Both of the projects that will be pitched this weekend have been collaborative efforts. Joseph's hop project was envisioned and pitched by students in a Facilities Management class several years ago, but wasn't able to be sustained after they graduated and moved in different career directions. Joseph took up the reins this year at Gorham's suggestion. McNamee, who isn't a member of the Sustainable Ventures program but has been working closely with Gorham and Hills, along with other students and faculty, on the down project since she was recruited by Gorham to pitch it at a competition in Indianapolis last year.
"When I first got asked to work on the project, I never thought we would be where we are today. Without the help of Jeb and Stacey, I would never have the confidence in my ability to pitch to potential investors and business executives. It is an amazing opportunity, and I cannot wait to represent SVC again in another major competition."
McNamee said that her biggest takeaway from the Indianapolis competition was the importance of confidence, but stressed that this weekend's pitch was entirely different, in that she had six minutes and a partner to help make her pitch last year.
Joseph has never attended a competition like this before, but said that his time working in the admissions office and giving campus tours has made him comfortable interacting with complete strangers. "I'm nervous, but I think I'll be fine," he said.
Both students have been practicing their pitches at every opportunity. "We have the pitches down," said Joseph. "Every class I pitch it about five times. Its just repetition at this point."
Gorham said that the 15 students in the program are all familiar with each other's projects and are constantly helping each other improve. Beyond that, the help of other faculty, alumni, and community members has also been enlisted along the way.
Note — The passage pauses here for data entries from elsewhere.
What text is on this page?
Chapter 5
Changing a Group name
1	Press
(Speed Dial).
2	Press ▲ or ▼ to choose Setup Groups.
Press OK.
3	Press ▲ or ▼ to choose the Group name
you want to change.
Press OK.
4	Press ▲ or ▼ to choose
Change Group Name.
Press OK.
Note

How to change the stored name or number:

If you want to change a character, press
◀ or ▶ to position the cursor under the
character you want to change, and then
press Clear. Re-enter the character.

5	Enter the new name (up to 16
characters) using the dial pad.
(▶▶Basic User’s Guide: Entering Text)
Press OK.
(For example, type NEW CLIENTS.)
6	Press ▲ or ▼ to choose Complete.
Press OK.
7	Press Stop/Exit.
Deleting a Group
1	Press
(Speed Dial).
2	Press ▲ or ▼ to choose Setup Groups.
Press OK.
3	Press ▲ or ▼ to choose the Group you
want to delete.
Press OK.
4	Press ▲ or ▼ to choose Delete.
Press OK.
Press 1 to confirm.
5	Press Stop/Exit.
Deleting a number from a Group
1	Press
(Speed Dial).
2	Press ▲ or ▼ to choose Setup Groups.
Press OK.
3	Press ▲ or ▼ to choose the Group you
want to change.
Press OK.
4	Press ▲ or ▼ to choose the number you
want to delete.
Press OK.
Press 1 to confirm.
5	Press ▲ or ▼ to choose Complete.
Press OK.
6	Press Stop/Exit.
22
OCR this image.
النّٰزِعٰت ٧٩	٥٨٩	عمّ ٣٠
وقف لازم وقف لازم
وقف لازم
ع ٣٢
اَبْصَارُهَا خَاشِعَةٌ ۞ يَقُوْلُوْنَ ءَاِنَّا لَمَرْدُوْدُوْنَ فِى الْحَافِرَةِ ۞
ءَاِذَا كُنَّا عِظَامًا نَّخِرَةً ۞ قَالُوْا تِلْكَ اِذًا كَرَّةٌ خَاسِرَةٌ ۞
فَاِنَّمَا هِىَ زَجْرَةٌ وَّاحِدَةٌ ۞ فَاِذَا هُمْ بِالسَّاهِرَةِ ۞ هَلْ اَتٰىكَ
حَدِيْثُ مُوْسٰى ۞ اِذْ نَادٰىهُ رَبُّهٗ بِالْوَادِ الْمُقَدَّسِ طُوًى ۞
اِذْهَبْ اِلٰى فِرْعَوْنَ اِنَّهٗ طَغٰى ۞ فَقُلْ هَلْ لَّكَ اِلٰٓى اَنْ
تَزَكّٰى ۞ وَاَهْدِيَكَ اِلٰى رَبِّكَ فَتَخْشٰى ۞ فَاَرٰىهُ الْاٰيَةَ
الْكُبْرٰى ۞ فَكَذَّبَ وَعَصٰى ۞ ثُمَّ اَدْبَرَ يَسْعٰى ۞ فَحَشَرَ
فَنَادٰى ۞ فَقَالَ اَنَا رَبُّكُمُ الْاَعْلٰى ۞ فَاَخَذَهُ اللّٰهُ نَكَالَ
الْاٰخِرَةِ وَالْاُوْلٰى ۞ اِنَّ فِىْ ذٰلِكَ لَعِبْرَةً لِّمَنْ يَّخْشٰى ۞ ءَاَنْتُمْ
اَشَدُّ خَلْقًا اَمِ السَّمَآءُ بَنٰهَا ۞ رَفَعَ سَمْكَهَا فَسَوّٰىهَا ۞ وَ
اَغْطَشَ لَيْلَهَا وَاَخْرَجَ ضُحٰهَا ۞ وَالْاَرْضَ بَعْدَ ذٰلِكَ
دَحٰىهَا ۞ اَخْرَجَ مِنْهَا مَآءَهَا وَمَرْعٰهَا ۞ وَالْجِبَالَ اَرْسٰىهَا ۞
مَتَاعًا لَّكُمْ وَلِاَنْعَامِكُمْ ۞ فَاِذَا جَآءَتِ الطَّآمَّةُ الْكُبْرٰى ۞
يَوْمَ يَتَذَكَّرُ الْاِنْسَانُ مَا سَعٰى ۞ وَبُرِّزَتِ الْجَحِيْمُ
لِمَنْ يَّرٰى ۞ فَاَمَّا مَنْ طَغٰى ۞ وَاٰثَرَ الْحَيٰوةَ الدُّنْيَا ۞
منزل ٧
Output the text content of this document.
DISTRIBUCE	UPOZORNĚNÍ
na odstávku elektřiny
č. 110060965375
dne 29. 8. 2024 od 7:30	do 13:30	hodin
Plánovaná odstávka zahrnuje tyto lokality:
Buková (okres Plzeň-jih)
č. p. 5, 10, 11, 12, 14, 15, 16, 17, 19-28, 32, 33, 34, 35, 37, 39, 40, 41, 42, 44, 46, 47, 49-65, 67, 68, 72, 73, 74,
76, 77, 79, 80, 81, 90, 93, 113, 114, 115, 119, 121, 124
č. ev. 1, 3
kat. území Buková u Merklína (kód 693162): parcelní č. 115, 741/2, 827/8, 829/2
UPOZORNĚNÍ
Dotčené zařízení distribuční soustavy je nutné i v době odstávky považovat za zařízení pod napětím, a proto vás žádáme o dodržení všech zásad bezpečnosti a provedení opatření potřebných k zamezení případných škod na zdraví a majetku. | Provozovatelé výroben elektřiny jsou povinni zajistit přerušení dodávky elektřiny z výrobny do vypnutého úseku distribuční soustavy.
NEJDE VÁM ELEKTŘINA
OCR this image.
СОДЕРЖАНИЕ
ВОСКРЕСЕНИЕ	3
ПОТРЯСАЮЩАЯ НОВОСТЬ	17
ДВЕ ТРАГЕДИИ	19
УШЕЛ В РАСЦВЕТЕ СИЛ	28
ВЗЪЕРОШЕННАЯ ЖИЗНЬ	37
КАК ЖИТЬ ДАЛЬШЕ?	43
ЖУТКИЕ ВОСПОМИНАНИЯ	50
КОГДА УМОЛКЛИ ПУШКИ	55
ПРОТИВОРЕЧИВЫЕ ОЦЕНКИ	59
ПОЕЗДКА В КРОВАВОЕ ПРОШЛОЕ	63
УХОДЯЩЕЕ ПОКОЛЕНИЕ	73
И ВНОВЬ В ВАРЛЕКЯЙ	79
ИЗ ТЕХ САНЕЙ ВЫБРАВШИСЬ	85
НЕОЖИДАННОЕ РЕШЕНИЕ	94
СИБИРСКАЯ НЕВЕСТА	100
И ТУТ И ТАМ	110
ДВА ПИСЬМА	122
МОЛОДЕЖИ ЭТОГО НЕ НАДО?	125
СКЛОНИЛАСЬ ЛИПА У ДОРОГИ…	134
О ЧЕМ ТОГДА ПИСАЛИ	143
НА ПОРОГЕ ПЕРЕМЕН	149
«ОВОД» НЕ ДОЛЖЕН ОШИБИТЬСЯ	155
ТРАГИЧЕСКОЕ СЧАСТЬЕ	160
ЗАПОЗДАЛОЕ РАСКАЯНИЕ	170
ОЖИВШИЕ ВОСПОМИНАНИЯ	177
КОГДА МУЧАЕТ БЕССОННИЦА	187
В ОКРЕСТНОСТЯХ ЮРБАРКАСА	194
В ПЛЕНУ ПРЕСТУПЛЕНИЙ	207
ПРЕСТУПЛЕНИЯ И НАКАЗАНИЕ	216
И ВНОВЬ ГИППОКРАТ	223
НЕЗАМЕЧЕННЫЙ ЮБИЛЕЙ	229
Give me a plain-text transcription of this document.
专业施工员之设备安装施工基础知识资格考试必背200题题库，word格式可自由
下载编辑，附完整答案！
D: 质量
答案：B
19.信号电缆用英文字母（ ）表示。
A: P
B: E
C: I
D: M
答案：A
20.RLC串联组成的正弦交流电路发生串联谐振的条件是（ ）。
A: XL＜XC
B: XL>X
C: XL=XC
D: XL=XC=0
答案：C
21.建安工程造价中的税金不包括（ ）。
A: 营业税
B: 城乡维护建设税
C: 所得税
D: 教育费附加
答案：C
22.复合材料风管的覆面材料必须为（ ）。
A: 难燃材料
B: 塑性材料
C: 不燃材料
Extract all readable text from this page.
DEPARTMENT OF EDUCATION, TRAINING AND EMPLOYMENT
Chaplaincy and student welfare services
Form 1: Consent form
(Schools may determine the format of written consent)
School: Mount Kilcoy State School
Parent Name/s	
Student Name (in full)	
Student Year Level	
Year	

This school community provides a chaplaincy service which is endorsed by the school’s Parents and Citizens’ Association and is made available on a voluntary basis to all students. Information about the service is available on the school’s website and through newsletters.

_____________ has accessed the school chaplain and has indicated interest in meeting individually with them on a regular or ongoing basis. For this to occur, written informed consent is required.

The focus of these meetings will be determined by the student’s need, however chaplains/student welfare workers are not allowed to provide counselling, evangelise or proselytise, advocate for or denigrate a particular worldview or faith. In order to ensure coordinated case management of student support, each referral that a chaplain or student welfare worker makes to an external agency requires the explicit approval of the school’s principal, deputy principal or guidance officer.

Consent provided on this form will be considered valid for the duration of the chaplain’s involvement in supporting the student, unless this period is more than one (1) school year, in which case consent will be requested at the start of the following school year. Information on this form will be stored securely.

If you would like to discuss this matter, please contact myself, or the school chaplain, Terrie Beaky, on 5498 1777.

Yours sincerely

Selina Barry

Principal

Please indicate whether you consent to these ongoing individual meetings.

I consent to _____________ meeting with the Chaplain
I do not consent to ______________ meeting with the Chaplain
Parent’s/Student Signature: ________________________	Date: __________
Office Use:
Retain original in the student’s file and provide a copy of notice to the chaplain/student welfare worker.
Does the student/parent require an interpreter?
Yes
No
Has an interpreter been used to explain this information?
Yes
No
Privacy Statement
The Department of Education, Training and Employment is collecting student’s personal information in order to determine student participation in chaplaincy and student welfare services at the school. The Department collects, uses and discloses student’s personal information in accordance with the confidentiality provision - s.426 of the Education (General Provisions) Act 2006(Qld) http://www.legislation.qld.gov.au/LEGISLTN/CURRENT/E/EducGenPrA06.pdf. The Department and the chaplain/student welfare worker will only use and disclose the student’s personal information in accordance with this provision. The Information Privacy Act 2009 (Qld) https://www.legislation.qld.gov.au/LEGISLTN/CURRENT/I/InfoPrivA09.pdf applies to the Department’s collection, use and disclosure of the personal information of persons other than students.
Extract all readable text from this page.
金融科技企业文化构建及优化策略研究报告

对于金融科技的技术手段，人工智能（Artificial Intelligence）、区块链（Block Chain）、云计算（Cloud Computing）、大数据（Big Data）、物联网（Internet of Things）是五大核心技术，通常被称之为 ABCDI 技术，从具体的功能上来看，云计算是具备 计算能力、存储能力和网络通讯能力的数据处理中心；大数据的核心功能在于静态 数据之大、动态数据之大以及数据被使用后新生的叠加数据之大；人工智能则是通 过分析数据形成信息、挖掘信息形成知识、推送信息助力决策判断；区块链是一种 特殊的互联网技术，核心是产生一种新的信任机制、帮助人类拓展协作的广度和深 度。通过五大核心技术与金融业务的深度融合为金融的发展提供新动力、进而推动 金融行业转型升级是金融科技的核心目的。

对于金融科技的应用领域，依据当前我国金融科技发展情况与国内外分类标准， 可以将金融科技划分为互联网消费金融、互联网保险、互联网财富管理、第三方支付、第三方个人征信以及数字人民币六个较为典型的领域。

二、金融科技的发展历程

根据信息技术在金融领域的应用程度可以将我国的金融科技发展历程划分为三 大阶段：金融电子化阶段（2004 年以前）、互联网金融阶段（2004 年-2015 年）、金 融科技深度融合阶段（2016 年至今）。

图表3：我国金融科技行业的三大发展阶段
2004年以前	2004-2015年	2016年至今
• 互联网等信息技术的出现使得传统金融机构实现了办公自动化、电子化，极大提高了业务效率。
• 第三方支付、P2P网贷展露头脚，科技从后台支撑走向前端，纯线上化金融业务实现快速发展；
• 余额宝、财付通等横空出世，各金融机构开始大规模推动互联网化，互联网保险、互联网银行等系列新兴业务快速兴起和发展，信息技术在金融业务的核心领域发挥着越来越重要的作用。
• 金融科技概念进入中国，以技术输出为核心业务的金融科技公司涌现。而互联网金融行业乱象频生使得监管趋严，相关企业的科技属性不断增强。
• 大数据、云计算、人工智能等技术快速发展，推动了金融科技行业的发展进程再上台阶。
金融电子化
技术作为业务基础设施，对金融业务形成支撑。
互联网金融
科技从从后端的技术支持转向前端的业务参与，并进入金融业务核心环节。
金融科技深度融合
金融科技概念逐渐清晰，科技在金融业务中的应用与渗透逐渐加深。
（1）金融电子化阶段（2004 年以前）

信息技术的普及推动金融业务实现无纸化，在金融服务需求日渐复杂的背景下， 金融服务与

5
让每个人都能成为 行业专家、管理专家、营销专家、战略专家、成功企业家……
Gorham said that the students ventures are constantly being honed, every week, because of new ideas or information, or charges to the broader market.
William Gardner of Madison's Brewing Company, who also operates HopRidge Farms in Johnsonville, New York, has been an advisor on the hop project, which has also received input from Jen Kimmich of Alchemist Brewing in Stowe. Meridy Capella of Evergreen Alterations in Bennington helped to provide McNamee with a prototype jacket. "We're constantly bringing in new people to talk with," said Gorham.
Last year's winners in the for-profit division were Fiona Kalensky from the University of Illinois at Urbana-Champaign (enrollment 44,000), George Daniel from the University of Minnesota (enrollment 51,000), and Amanda Chan from the University of Waterloo in Canada (enrollment 37,000). While SVC (enrollment 400) doesn't have the student body or financial resources of these larger schools, their two representatives will aim to show this weekend that small schools can still produce big ideas.